Home

Tuesday, June 8, 2010

Entitlement

I have come to think of entitlement as a major problem in my life not in terms of “God owes me a life of glowingly successful service for His kingdom” but in terms of how I was taught to view myself as a child of God at all. As I see it, the entitlement of my upbringing resulted from the gospel being assumed, but not taught. If you were already a Christian, the gospel was passé. “Preaching the gospel” was strictly an evangelistic tool, seeking to make converts and after that one moved on to the business of learning to be good. The gospel got you “saved,” inducted you into the ranks of those who believe, but was more or less unimportant after that. My evangelical community growing up was much less concerned with the gospel than they were with being good. Breaking the code of conduct prescribed by the college for the entire community, which encompassed both larger issues and far too much minutiae, could result in expulsion from the community. A lifetime in this culture engendered in me a confusion of focus and effectively inoculated me against the truth of the gospel for a long time. How evil I actually was, was masked by expert external adaptation to the good conduct that as far as I could tell was the main thing. Exclusion from the community motivated a lot of activity (daily chapel and regular church attendance, for example) and non-activity (a ridiculously long and arbitrary list of abstinence). The gospel was nowhere to be seen, at least it took me a long time to see it. When I finally glimpsed it, it was clothed in very ordinary non-religious digs.

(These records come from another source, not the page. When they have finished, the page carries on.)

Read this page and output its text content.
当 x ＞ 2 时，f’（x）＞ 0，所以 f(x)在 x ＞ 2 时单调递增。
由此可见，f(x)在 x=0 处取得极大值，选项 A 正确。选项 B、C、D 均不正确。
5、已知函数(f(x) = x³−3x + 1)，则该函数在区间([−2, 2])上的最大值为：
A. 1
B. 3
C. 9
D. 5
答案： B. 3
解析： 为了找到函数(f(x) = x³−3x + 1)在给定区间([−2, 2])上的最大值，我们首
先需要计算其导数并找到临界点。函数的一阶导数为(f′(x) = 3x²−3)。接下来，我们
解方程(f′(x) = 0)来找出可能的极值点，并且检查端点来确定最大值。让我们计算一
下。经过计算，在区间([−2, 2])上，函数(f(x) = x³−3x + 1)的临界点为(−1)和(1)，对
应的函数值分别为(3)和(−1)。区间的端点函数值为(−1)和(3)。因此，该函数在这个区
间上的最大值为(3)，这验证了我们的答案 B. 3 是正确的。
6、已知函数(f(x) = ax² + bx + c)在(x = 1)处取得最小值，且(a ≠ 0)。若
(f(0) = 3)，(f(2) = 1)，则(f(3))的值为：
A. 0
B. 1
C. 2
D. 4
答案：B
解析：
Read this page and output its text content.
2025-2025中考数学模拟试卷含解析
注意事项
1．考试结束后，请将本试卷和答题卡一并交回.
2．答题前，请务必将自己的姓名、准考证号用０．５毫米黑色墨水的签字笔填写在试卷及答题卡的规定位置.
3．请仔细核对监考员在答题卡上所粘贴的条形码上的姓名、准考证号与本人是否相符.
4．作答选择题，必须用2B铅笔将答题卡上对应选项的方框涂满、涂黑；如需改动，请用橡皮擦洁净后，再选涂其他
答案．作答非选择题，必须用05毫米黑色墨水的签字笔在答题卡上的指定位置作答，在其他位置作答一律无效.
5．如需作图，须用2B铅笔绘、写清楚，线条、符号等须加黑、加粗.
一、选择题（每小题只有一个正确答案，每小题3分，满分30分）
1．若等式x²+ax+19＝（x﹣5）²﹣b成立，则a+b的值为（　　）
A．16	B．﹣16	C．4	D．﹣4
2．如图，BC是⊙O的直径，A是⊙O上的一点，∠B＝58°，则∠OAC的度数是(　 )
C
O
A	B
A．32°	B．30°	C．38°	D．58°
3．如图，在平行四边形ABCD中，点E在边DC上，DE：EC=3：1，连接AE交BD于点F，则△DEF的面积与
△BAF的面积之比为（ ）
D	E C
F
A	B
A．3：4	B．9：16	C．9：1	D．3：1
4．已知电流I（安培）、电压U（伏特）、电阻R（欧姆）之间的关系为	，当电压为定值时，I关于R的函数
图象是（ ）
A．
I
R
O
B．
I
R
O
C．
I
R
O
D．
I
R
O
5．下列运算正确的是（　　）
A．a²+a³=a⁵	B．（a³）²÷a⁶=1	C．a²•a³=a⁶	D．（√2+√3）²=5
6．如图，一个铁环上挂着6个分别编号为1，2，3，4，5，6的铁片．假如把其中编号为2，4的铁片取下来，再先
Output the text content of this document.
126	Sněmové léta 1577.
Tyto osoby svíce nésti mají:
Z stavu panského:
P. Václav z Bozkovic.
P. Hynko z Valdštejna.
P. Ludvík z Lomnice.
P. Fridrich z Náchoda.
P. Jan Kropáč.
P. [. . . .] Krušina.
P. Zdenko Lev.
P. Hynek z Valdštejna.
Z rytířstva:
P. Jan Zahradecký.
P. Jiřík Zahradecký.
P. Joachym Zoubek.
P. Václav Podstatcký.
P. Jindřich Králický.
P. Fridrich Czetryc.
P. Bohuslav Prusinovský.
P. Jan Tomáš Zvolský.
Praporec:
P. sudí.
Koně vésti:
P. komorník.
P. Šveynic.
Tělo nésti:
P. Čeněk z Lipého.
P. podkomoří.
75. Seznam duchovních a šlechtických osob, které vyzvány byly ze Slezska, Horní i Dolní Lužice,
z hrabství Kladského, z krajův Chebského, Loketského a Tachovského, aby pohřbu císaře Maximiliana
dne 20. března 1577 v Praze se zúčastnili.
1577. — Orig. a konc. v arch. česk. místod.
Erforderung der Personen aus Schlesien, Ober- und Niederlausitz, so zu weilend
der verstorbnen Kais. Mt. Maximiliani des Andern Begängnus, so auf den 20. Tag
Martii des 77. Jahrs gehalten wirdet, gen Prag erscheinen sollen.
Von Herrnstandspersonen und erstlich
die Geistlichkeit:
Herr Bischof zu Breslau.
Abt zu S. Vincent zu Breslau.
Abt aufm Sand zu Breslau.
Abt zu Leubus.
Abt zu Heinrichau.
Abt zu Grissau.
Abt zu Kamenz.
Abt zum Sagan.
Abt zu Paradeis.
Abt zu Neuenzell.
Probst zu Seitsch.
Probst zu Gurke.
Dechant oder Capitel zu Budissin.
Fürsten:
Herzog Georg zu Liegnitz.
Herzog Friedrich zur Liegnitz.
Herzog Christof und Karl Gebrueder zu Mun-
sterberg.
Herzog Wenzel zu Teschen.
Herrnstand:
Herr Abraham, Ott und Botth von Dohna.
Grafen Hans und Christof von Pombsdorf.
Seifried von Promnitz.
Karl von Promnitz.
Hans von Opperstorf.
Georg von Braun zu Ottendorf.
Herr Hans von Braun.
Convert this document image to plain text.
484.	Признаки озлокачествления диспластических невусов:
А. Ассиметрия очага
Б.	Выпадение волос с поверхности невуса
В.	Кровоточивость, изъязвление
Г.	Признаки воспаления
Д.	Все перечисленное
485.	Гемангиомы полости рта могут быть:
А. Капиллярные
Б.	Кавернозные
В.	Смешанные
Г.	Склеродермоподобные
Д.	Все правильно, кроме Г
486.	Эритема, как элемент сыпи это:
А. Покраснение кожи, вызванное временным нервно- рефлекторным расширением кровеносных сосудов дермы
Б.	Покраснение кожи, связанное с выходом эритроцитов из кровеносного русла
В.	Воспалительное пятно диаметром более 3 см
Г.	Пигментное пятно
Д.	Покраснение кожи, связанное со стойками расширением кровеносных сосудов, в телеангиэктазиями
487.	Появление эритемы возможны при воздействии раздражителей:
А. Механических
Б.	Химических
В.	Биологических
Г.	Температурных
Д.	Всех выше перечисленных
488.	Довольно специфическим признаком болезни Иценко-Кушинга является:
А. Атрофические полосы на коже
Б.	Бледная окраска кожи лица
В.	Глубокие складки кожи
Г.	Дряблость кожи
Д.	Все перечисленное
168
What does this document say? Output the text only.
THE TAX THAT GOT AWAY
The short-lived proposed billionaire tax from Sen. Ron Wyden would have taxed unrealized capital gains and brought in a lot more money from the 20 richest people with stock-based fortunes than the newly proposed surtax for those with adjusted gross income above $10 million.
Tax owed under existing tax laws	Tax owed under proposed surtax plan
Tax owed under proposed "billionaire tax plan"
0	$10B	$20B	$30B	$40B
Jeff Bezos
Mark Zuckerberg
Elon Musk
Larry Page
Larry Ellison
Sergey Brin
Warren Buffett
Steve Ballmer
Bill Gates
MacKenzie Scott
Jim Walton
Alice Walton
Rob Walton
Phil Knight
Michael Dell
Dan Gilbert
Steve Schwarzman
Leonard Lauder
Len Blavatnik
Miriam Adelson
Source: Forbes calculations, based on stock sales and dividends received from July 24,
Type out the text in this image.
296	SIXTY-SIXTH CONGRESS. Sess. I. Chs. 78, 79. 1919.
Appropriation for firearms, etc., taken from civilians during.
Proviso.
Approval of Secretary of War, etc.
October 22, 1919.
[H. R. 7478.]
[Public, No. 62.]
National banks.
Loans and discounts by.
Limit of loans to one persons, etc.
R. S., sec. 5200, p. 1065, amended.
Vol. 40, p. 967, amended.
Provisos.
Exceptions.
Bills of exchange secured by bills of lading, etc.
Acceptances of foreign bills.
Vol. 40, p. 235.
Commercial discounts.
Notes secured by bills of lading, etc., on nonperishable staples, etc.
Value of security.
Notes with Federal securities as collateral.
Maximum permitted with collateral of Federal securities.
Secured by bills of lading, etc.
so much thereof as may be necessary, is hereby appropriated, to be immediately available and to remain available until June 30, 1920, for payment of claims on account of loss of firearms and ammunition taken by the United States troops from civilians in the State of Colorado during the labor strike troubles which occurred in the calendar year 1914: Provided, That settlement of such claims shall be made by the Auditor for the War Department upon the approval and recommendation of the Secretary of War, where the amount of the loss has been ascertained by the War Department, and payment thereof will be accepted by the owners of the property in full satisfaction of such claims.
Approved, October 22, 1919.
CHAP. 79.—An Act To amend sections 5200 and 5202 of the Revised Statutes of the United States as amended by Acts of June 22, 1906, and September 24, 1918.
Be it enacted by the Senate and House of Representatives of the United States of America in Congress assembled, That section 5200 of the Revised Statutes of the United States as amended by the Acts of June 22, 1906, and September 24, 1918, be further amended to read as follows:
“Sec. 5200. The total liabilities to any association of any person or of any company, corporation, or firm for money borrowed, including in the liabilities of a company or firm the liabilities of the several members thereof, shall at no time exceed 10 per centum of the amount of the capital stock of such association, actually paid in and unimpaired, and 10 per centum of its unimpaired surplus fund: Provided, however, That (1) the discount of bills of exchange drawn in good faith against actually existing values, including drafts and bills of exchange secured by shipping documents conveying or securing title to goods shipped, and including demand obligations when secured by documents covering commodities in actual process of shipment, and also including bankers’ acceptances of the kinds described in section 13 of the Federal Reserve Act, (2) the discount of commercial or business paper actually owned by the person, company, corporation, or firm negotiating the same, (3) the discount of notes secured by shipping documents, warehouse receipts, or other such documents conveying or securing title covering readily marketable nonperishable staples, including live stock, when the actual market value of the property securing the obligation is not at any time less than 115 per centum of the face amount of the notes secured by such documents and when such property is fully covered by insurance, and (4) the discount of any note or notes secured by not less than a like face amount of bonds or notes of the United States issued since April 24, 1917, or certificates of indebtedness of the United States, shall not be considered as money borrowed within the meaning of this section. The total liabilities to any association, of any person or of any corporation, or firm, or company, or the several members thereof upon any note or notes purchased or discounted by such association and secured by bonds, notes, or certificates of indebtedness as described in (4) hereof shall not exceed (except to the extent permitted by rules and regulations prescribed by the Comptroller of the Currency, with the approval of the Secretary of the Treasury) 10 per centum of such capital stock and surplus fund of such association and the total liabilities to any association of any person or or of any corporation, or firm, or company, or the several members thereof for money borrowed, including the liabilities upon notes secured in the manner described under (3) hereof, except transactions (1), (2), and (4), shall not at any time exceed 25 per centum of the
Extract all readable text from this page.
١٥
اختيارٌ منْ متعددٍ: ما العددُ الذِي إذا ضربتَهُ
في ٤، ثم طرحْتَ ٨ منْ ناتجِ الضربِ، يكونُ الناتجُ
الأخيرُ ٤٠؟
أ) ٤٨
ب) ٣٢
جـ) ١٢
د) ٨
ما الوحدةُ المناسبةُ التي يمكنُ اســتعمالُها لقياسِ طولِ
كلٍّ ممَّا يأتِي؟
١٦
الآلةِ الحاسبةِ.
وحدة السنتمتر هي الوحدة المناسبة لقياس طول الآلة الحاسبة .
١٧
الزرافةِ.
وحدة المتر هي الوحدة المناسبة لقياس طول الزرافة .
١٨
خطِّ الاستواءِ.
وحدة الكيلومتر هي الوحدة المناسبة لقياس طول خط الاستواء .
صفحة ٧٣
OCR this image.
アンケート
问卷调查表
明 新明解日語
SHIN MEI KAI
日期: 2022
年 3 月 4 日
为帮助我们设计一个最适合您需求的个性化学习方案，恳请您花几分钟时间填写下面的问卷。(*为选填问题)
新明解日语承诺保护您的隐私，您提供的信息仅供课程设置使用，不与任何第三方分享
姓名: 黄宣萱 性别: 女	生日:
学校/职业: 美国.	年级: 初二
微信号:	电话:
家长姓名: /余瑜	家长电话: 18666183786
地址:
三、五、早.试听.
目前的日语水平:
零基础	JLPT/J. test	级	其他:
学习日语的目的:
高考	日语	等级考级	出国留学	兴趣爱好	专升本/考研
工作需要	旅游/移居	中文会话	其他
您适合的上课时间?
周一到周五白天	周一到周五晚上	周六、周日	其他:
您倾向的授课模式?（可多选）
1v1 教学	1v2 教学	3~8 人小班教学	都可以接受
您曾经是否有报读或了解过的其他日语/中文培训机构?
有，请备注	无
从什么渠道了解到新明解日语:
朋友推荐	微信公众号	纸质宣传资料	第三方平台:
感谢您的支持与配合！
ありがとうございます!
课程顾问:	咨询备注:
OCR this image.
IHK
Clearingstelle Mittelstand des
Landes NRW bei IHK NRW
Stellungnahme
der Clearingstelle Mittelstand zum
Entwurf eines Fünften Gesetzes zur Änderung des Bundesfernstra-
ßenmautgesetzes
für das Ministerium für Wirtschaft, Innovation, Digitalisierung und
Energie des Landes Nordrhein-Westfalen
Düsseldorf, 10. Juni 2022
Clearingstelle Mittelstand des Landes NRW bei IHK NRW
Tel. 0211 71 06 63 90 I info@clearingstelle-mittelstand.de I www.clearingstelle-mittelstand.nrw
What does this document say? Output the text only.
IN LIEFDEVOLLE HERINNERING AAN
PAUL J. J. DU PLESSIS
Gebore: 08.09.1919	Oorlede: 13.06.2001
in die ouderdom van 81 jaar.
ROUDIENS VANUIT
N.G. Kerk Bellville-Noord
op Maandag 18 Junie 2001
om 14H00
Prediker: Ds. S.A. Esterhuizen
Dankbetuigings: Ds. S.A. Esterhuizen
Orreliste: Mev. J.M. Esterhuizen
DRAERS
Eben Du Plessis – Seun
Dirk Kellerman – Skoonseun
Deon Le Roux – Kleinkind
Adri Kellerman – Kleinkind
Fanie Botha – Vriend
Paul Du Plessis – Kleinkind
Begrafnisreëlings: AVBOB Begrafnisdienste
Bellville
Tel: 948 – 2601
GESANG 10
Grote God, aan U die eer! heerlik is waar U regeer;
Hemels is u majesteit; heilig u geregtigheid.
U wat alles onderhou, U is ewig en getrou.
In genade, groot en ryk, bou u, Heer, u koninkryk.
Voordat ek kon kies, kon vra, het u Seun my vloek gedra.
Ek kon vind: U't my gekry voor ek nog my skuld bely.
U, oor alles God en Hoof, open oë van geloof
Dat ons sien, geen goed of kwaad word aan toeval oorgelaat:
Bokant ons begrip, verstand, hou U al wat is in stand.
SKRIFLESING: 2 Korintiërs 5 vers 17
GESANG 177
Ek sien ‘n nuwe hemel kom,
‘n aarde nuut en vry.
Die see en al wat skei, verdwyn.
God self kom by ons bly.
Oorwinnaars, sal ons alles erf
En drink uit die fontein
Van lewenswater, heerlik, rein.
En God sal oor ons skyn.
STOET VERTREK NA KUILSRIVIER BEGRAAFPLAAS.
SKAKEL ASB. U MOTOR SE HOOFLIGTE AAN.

One of the most helpful resources I’ve encountered recently in continuing to understand this dilemma in myself is Tim Keller’s book The Prodigal God. He helped me recognize myself in different phases of my life as both the elder brother, actually thinking God owed me because of my good behaviour, and as the so-called prodigal, dissatisfied with the perceived restrictions of living in the father’s house and only at last seeing the truth “in a far away country.” The gospel is the thing that is helping me realize who God is and what the big deal is for me to be in relationship with Him at all, and I am endlessly learning what it means to stake my entire life on the gospel and not on my performance, including that which I credit to God’s work in my life. With this has come the startling realization that for all my growing up in a conscientious religious environment, I didn’t learn the gospel. Among other things, this has screwed up my church involvement pretty badly, still the most difficult aspect I’m struggling to figure out. I know I need community because I will not thrive alone, and am committed to cultivating that. But I'm dead afraid of more religious paganism. Recovery is proving a long and winding road. At the same time I feel a freedom in my spirit that has come from the gospel that did not exist before. It’s been a gradual dawning, not a big emotional experience, or I’d have rejected it for sure. I consistently meet friends along the way, some in church and some in other places, some with similar stories and some with radically different stories, but who are all seeking non-religious gospel living with more questions than answers. My suspicion is there are a lot of us out there, spanning a wide age bracket.

1 comment:

  1. first, let me just say that the gospel being "dressed in ordinary non-religious digs" is a refreshing turn of phrase :) , because that is the gospel's essence, is it not? the gospel itself is radical in its simplicity and it is NOT clothed in religiosity.

    i also nod my head clean off :) to your expression about being afraid of more religious paganism.

    thank you, everyone, for sharing the depths of your thoughts. i'm sure we have only scratched the surface. i must say that i am astounded at how diverse our experiences have been, though we all categorize them under "evangelical." it has been instructive for me to read and "listen" to you all. thank you for putting it out there; it's been a great benefit. keep it coming!